5 January 2015 By Edward Hadas

The euro is down and the dollar is up. The currency moves reflect expected monetary policy, but seem to ignore everything else.

GDP growth in the United States has been stronger than in most of its developed world trading partners. The foreign exchange movements since May – a 15 percent increase of the trade-weighted dollar index and a 14 percent fall of the euro against the greenback – anticipate the policy consequences of this recovery. Thanks to reasonable growth, the U.S. Federal Reserve has ended its quantitative easing programme. The first increase in the policy rate since 2006 is expected sometime in 2015.

The international contrast is great. The Bank of Japan is pushing forward with the largest QE programme in modern history. The European Central Bank seems finally to be about to start money printing too.

Whether the prospect of a percentage point or so differential in policy interest rates justifies the currency moves is hardly relevant. The foreign exchange market is susceptible to herd instincts and a selective focus. For the last two quarters, interest rates have dominated traders’ thinking.

That might not last. When the ECB actually introduces QE, there will be much less to expect, especially if Greece doesn’t leave the euro zone. Markets will have to face the hard truth about monetary policy – that it has only a modest effect on GDP growth, employment and trade positions.

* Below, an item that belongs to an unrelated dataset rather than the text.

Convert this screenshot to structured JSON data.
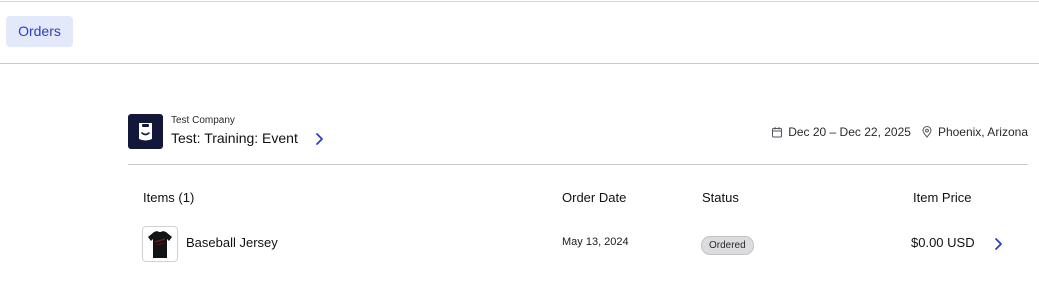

Then investors’ collective attention might shift, perhaps to trade. The euro zone trade surplus will be 2.2 percent of GDP in 2014, while the U.S. deficit will be 2.3 percent, according to Barclays. That points to a stronger euro.

The oil price fall could also be interpreted as dollar-negative. The United States imports a smaller share of its oil than either the euro zone or Japan, so it gains less from the decline. Besides, lower prices threaten the prospects of America’s formerly burgeoning shale industry.

The exuberance over the dollar and the dismay over the euro are not entirely irrational. But when the longstanding expectation of euro zone monetary easing turns into fact, it may be time to sell the greenback.